- The paper reveals that LMMs struggle with inductive physical reasoning, particularly in collision scenarios deviating from known physical laws.
- It introduces the InPhyRe benchmark, using synthetic video scenarios to test model performance under both regular and irregular physical conditions.
- Experimental insights show LMMs rely heavily on parametric knowledge and language cues, highlighting the need for improved multimodal integration.
Inductive Physical Reasoning in Large Multimodal Models
The paper "InPhyRe Discovers: Large Multimodal Models Struggle in Inductive Physical Reasoning" addresses the gap in current benchmarks by introducing InPhyRe, a visual question answering benchmark designed to assess inductive physical reasoning in Large Multimodal Models (LMMs). The emphasis of this study is on how LMMs handle collision events that deviate from universal physical laws such as momentum conservation. The findings indicate significant challenges in LMMs' reasoning capabilities, especially when faced with unseen physical laws.
Background and Motivation
LMMs encode parametric knowledge of universal physical laws observed during training. However, their parametric knowledge is limited to scenarios encountered during training and is insufficient in situations that violate the laws encoded in their parameters. Humans, in contrast, can swiftly adapt their reasoning to novel physical environments through inductive reasoning. This paper posits that for LMMs to replace human agents in critical application domains like autonomous driving, they need robust inductive physical reasoning capabilities.

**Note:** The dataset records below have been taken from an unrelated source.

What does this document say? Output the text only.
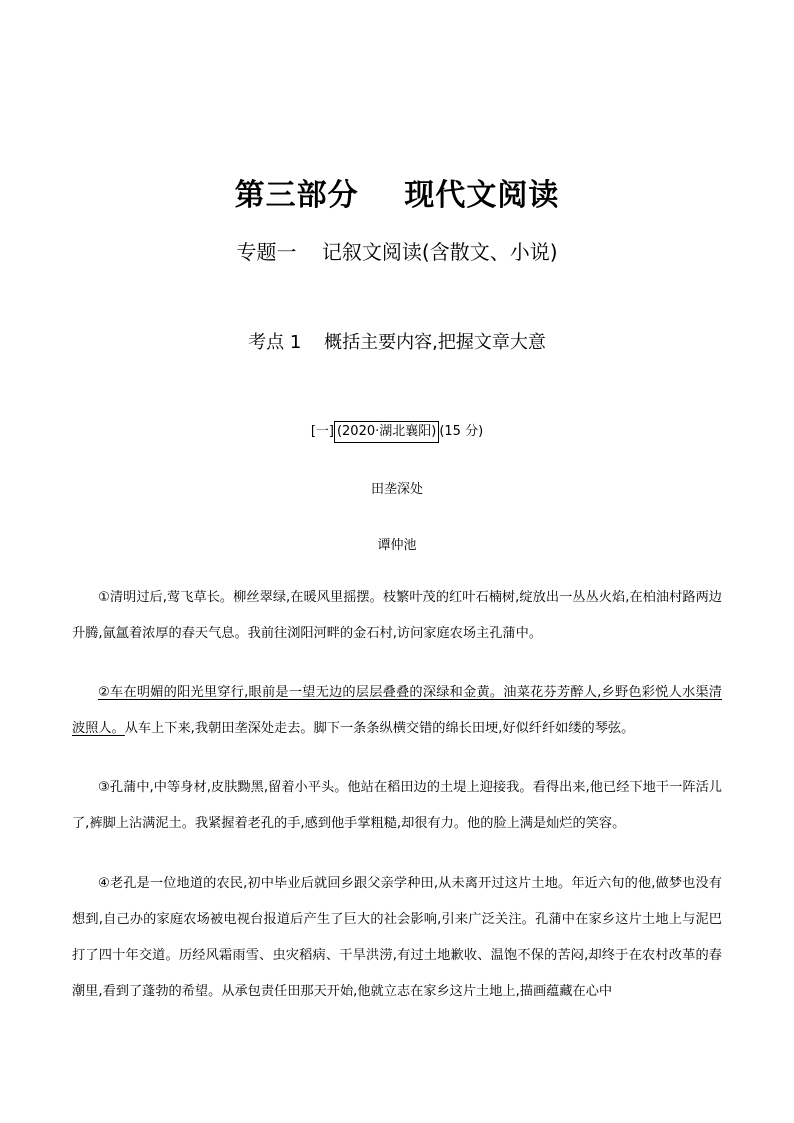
第三部分    现代文阅读
专题一    记叙文阅读(含散文、小说)
考点 1    概括主要内容,把握文章大意
[一] (2020·湖北襄阳) (15 分)
田垄深处
谭仲池

①清明过后,莺飞草长。柳丝翠绿,在暖风里摇摆。枝繁叶茂的红叶石楠树,绽放出一丛丛火焰,在柏油村路两边升腾,氤氲着浓厚的春天气息。我前往浏阳河畔的金石村,访问家庭农场主孔蒲中。

②车在明媚的阳光里穿行,眼前是一望无边的层层叠叠的深绿和金黄。油菜花芬芳醉人,乡野色彩悦人水渠清波照人。从车上下来,我朝田垄深处走去。脚下一条条纵横交错的绵长田埂,好似纤纤如缕的琴弦。

③孔蒲中,中等身材,皮肤黝黑,留着小平头。他站在稻田边的土堤上迎接我。看得出来,他已经下地干一阵活儿了,裤脚上沾满泥土。我紧握着老孔的手,感到他手掌粗糙,却很有力。他的脸上满是灿烂的笑容。

④老孔是一位地道的农民,初中毕业后就回乡跟父亲学种田,从未离开过这片土地。年近六旬的他,做梦也没有想到,自己办的家庭农场被电视台报道后产生了巨大的社会影响,引来广泛关注。孔蒲中在家乡这片土地上与泥巴打了四十年交道。历经风霜雨雪、虫灾稻病、干旱洪涝,有过土地歉收、温饱不保的苦闷,却终于在农村改革的春潮里,看到了蓬勃的希望。从承包责任田那天开始,他就立志在家乡这片土地上,描画蕴藏在心中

Figure 1: LMM is asked to predict the change in vertical velocity of an object colliding with a vertical wall, illustrating difficulties in inductive physical reasoning.
InPhyRe Benchmark Design
InPhyRe is the inaugural benchmark explicitly developed for evaluating inductive physical reasoning in LMMs. It includes synthetic video scenarios where LMMs predict outcomes of collision events either adhering to or deviating from known physical laws.
Scenarios and Categories
The benchmark is structured around scenarios, categorized by the physical laws they violate or adhere to:
- Momentum Conservation Violation: Scenarios where linear or angular momentum principles are violated (Figure 2).
- Inconsistent Physics: Scenarios where some object properties violate typical physical laws (e.g., specific colored objects behaving differently).

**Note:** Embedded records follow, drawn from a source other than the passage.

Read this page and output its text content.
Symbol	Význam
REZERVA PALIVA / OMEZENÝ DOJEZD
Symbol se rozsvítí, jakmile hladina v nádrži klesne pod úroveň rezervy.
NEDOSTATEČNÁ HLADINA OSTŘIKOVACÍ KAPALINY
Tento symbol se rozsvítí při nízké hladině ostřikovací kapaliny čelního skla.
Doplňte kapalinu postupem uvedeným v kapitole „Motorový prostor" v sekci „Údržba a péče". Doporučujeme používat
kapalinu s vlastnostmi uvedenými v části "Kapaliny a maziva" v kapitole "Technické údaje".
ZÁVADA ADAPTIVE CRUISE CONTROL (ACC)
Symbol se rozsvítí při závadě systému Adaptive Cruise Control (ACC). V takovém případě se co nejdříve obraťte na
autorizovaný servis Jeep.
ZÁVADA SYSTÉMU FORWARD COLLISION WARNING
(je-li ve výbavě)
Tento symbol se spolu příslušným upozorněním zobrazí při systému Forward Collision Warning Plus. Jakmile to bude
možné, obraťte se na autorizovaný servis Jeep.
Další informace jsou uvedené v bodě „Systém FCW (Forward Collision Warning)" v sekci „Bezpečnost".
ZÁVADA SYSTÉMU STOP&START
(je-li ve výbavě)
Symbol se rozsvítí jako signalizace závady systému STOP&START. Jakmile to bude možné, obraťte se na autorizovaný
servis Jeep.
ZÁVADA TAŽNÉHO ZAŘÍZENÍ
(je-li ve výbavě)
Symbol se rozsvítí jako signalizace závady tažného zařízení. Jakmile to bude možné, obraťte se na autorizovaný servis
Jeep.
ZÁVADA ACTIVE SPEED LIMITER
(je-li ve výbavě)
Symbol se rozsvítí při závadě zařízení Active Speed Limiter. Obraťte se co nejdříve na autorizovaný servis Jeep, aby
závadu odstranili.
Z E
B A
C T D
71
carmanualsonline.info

- Miscellaneous: Scenarios assessing concepts like visual bias in physical reasoning.
Figure 2: Structure of the InPhyRe benchmark featuring scenarios that violate universal physical laws.
Evaluation Methodology
LMMs are assessed under zero-shot and few-shot settings, distinguished by whether exemplars that follow (regular) or violate (irregular) universal laws are used. The performance gap between these settings is used to measure inductive physical reasoning strength.
Open Challenges
The study identified several challenges:
- Limited Parametric Knowledge: LMMs often fail basic reasoning tasks, even in regular scenarios.
- Weak Inductive Reasoning: Performance significantly deteriorates in irregular scenarios where inductive reasoning is vital.
- Language Bias: LMMs predominantly rely on language cues rather than visual inputs, highlighting trust issues when visual congruity with textual information is absent.
Experimental Insights
The experiments involved a diverse set of LMMs with differing architectures and parameter counts. The models displayed variable performance based on their architectural nuances.
Figure 3: Visual pipeline for generating synthetic videos used in the benchmark.
Implications and Future Directions
The findings underscore critical gaps in LMMs' reasoning capabilities—specifically, the need for models to balance their parametric knowledge with flexible, inductive reasoning capabilities. Future research could explore incorporating feedback mechanisms in training protocols to enhance inductive reasoning in LMMs. Moreover, addressing language bias by integrating more robust visual processing capabilities is another prospective pathway.
Conclusion
"InPhyRe" presents substantial insights into the limitations of current LMMs regarding inductive physical reasoning. The benchmark's value lies in its potential to guide the development of more versatile AI systems capable of understanding and reasoning about complex real-world scenarios beyond their training experiences. Future work should prioritize methods to alleviate these identified deficiencies, potentially involving adaptive learning strategies and enhanced multi-modal integrations to replicate the nuanced understanding inherent in human reasoning.